Äußerer Anlass war die bevorstehende Erscheinung seines Buches „Miracles. A Preliminary Study“ (dt.: „Wunder. Eine vorbereitende Untersuchung“). Die These: Aufgrund seiner Allmacht kann Gott nicht bloß theoretisch in die von ihm geschaffene Natur eingreifen. Er hat dies auch bereits unter Beweis gestellt. Vor allem aber zollt das Porträt dem Werk Tribut, mit welchem dem Iren fünf Jahre zuvor der Durchbruch gelungen war: „The Screwtape Letters“ (dt.: „Dienstanweisungen an einen Unterteufel“). „Don v. Devil“ – misst man die Größe eines Menschen an der seiner Feinde, geht mehr nicht.
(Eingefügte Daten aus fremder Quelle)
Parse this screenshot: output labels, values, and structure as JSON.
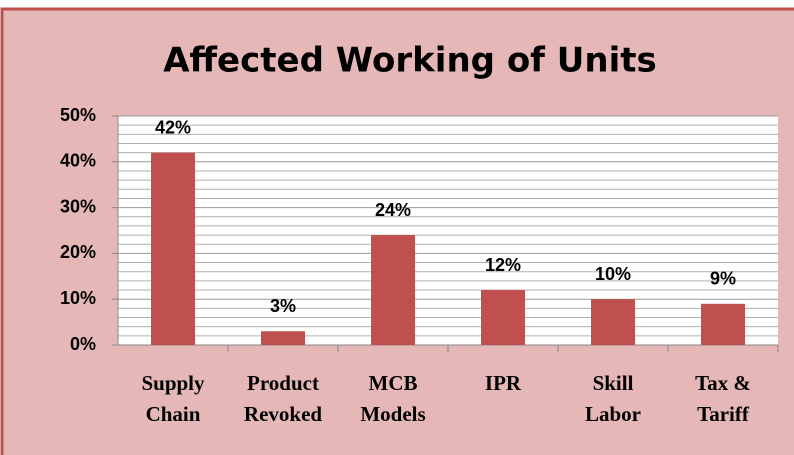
{
  "chart_data": {
    "type": "bar",
    "title": "Affected Working of Units",
    "categories": [
      [
        "Supply",
        "Chain"
      ],
      [
        "Product",
        "Revoked"
      ],
      [
        "MCB",
        "Models"
      ],
      [
        "IPR"
      ],
      [
        "Skill",
        "Labor"
      ],
      [
        "Tax &",
        "Tariff"
      ]
    ],
    "values": [
      42,
      3,
      24,
      12,
      10,
      9
    ],
    "value_labels": [
      "42%",
      "3%",
      "24%",
      "12%",
      "10%",
      "9%"
    ],
    "color": "#c0504d",
    "ylim": [
      0,
      50
    ],
    "yticks": [
      {
        "value": 0,
        "label": "0%"
      },
      {
        "value": 10,
        "label": "10%"
      },
      {
        "value": 20,
        "label": "20%"
      },
      {
        "value": 30,
        "label": "30%"
      },
      {
        "value": 40,
        "label": "40%"
      },
      {
        "value": 50,
        "label": "50%"
      }
    ],
    "yminorticks": [
      2,
      4,
      6,
      8,
      12,
      14,
      16,
      18,
      22,
      24,
      26,
      28,
      32,
      34,
      36,
      38,
      42,
      44,
      46,
      48
    ],
    "grid": true
  }
}
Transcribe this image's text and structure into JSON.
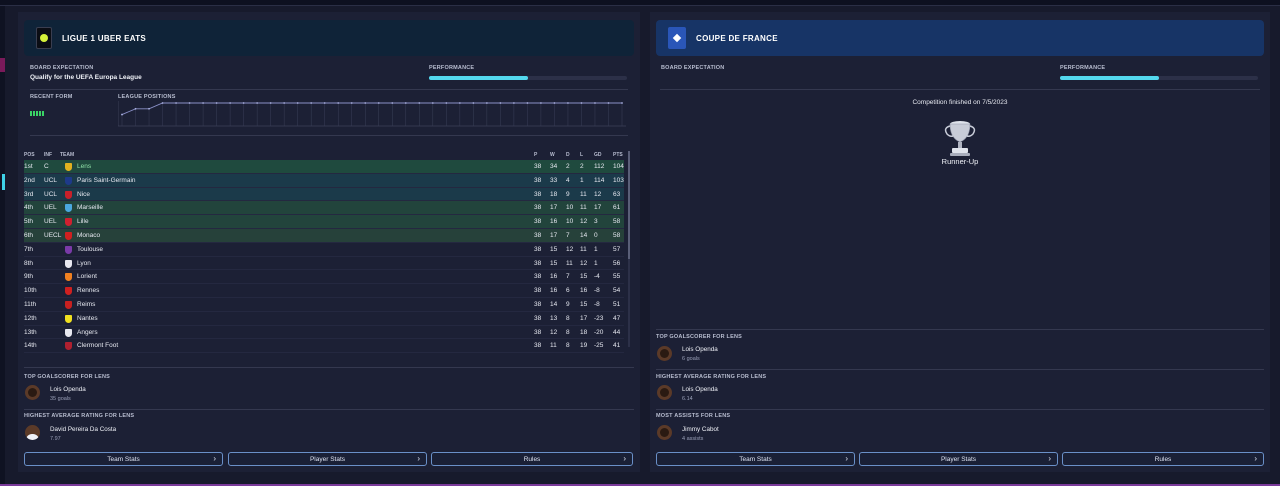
{
  "league": {
    "title": "LIGUE 1 UBER EATS",
    "board_label": "BOARD EXPECTATION",
    "board_value": "Qualify for the UEFA Europa League",
    "performance_label": "PERFORMANCE",
    "performance_fraction": 0.5,
    "recent_form_label": "RECENT FORM",
    "league_positions_label": "LEAGUE POSITIONS",
    "league_positions_series": [
      3,
      2,
      2,
      1,
      1,
      1,
      1,
      1,
      1,
      1,
      1,
      1,
      1,
      1,
      1,
      1,
      1,
      1,
      1,
      1,
      1,
      1,
      1,
      1,
      1,
      1,
      1,
      1,
      1,
      1,
      1,
      1,
      1,
      1,
      1,
      1,
      1,
      1
    ],
    "table": {
      "headers": {
        "pos": "POS",
        "inf": "INF",
        "team": "TEAM",
        "p": "P",
        "w": "W",
        "d": "D",
        "l": "L",
        "gd": "GD",
        "pts": "PTS"
      },
      "rows": [
        {
          "pos": "1st",
          "inf": "C",
          "team": "Lens",
          "p": "38",
          "w": "34",
          "d": "2",
          "l": "2",
          "gd": "112",
          "pts": "104",
          "crest": "#e0b020",
          "band": "champ",
          "highlight": true
        },
        {
          "pos": "2nd",
          "inf": "UCL",
          "team": "Paris Saint-Germain",
          "p": "38",
          "w": "33",
          "d": "4",
          "l": "1",
          "gd": "114",
          "pts": "103",
          "crest": "#1e3a8a",
          "band": "ucl"
        },
        {
          "pos": "3rd",
          "inf": "UCL",
          "team": "Nice",
          "p": "38",
          "w": "18",
          "d": "9",
          "l": "11",
          "gd": "12",
          "pts": "63",
          "crest": "#c8202a",
          "band": "ucl"
        },
        {
          "pos": "4th",
          "inf": "UEL",
          "team": "Marseille",
          "p": "38",
          "w": "17",
          "d": "10",
          "l": "11",
          "gd": "17",
          "pts": "61",
          "crest": "#4aa8e0",
          "band": "uel"
        },
        {
          "pos": "5th",
          "inf": "UEL",
          "team": "Lille",
          "p": "38",
          "w": "16",
          "d": "10",
          "l": "12",
          "gd": "3",
          "pts": "58",
          "crest": "#d02030",
          "band": "uel"
        },
        {
          "pos": "6th",
          "inf": "UECL",
          "team": "Monaco",
          "p": "38",
          "w": "17",
          "d": "7",
          "l": "14",
          "gd": "0",
          "pts": "58",
          "crest": "#d02020",
          "band": "uecl"
        },
        {
          "pos": "7th",
          "inf": "",
          "team": "Toulouse",
          "p": "38",
          "w": "15",
          "d": "12",
          "l": "11",
          "gd": "1",
          "pts": "57",
          "crest": "#7a3aa8",
          "band": "norm"
        },
        {
          "pos": "8th",
          "inf": "",
          "team": "Lyon",
          "p": "38",
          "w": "15",
          "d": "11",
          "l": "12",
          "gd": "1",
          "pts": "56",
          "crest": "#e8e8f0",
          "band": "norm"
        },
        {
          "pos": "9th",
          "inf": "",
          "team": "Lorient",
          "p": "38",
          "w": "16",
          "d": "7",
          "l": "15",
          "gd": "-4",
          "pts": "55",
          "crest": "#f08020",
          "band": "norm"
        },
        {
          "pos": "10th",
          "inf": "",
          "team": "Rennes",
          "p": "38",
          "w": "16",
          "d": "6",
          "l": "16",
          "gd": "-8",
          "pts": "54",
          "crest": "#d02020",
          "band": "norm"
        },
        {
          "pos": "11th",
          "inf": "",
          "team": "Reims",
          "p": "38",
          "w": "14",
          "d": "9",
          "l": "15",
          "gd": "-8",
          "pts": "51",
          "crest": "#c82020",
          "band": "norm"
        },
        {
          "pos": "12th",
          "inf": "",
          "team": "Nantes",
          "p": "38",
          "w": "13",
          "d": "8",
          "l": "17",
          "gd": "-23",
          "pts": "47",
          "crest": "#f0e020",
          "band": "norm"
        },
        {
          "pos": "13th",
          "inf": "",
          "team": "Angers",
          "p": "38",
          "w": "12",
          "d": "8",
          "l": "18",
          "gd": "-20",
          "pts": "44",
          "crest": "#e8e8f0",
          "band": "norm"
        },
        {
          "pos": "14th",
          "inf": "",
          "team": "Clermont Foot",
          "p": "38",
          "w": "11",
          "d": "8",
          "l": "19",
          "gd": "-25",
          "pts": "41",
          "crest": "#b02030",
          "band": "norm"
        }
      ]
    },
    "top_scorer_label": "TOP GOALSCORER FOR LENS",
    "top_scorer_name": "Lois Openda",
    "top_scorer_sub": "35 goals",
    "avg_rating_label": "HIGHEST AVERAGE RATING FOR LENS",
    "avg_rating_name": "David Pereira Da Costa",
    "avg_rating_sub": "7.97",
    "buttons": [
      "Team Stats",
      "Player Stats",
      "Rules"
    ]
  },
  "cup": {
    "title": "COUPE DE FRANCE",
    "board_label": "BOARD EXPECTATION",
    "performance_label": "PERFORMANCE",
    "performance_fraction": 0.5,
    "finished_text": "Competition finished on 7/5/2023",
    "result": "Runner-Up",
    "top_scorer_label": "TOP GOALSCORER FOR LENS",
    "top_scorer_name": "Lois Openda",
    "top_scorer_sub": "6 goals",
    "avg_rating_label": "HIGHEST AVERAGE RATING FOR LENS",
    "avg_rating_name": "Lois Openda",
    "avg_rating_sub": "6.14",
    "assists_label": "MOST ASSISTS FOR LENS",
    "assists_name": "Jimmy Cabot",
    "assists_sub": "4 assists",
    "buttons": [
      "Team Stats",
      "Player Stats",
      "Rules"
    ]
  },
  "colors": {
    "accent": "#53d8ee",
    "form_win": "#3ad466",
    "panel": "#1c2035",
    "cup_header": "#173466"
  }
}
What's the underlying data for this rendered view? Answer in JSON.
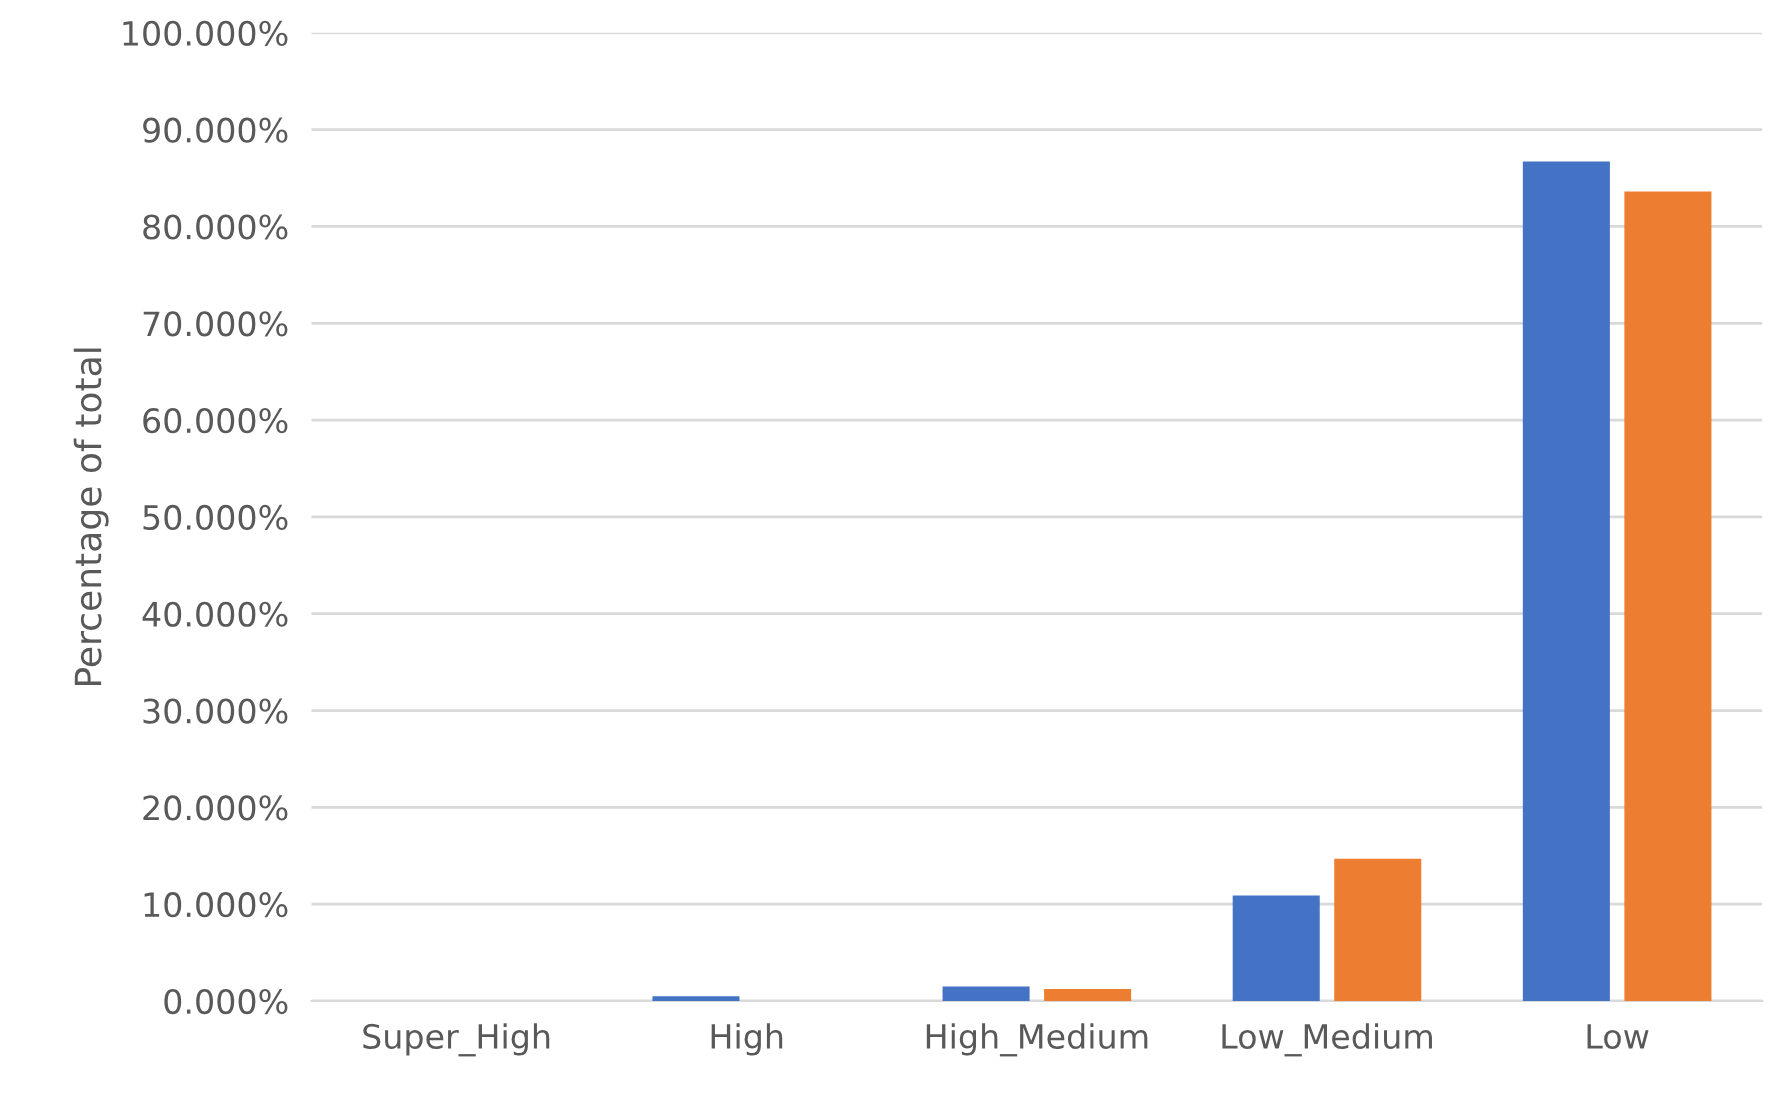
{
  "chart_data": {
    "type": "bar",
    "ylabel": "Percentage of total",
    "categories": [
      "Super_High",
      "High",
      "High_Medium",
      "Low_Medium",
      "Low"
    ],
    "series": [
      {
        "color": "#4472c4",
        "values": [
          0,
          0.5,
          1.5,
          10.9,
          86.7
        ]
      },
      {
        "color": "#ed7d31",
        "values": [
          0,
          0,
          1.25,
          14.7,
          83.6
        ]
      }
    ],
    "ylim": [
      0,
      100
    ],
    "yticks": [
      {
        "value": 0,
        "label": "0.000%"
      },
      {
        "value": 10,
        "label": "10.000%"
      },
      {
        "value": 20,
        "label": "20.000%"
      },
      {
        "value": 30,
        "label": "30.000%"
      },
      {
        "value": 40,
        "label": "40.000%"
      },
      {
        "value": 50,
        "label": "50.000%"
      },
      {
        "value": 60,
        "label": "60.000%"
      },
      {
        "value": 70,
        "label": "70.000%"
      },
      {
        "value": 80,
        "label": "80.000%"
      },
      {
        "value": 90,
        "label": "90.000%"
      },
      {
        "value": 100,
        "label": "100.000%"
      }
    ],
    "grid": "y",
    "legend": false
  }
}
Die Rede ist von Clive Staples Lewis, der am 29. November 125 Jahre alt geworden wäre. Vor zehn Jahren, am 22. November 2013, Lewis 50. Todestag, wurde in der Westminster Abtei in London sein Gedenkstein enthüllt. Dort, wo sonst die gekrönten Häupter Englands inthronisiert werden, steht er seitdem im „poets‘ corner“, wie dieser Teil des Querschiffs auch genannt wird. In einer Reihe mit William Shakespeare (1564-1616), John Milton (1608-1674) und T.S. Elliot (1888-1965). Mehr geht nicht. Die Inschrift: „Ich glaube an Christus, so wie ich glaube, dass die Sonne aufgegangen ist, nicht nur, weil ich sie sehe, sondern weil ich durch sie alles andere sehen kann.“
Das Werk, das als sein dichtestes philosophisches Buch gilt, besteht aus nur rund 20.000 Worten. Und obwohl es vor 80 Jahren verfasst wurde, bietet es doch nicht weniger als den Schlüssel zum Verständnis nicht bloß unserer Zeit, sondern auch gleich einer Zukunft, die uns mit an Sicherheit grenzender Wahrscheinlichkeit droht. Zumindest dann, wenn wir so weitermachen wie bisher.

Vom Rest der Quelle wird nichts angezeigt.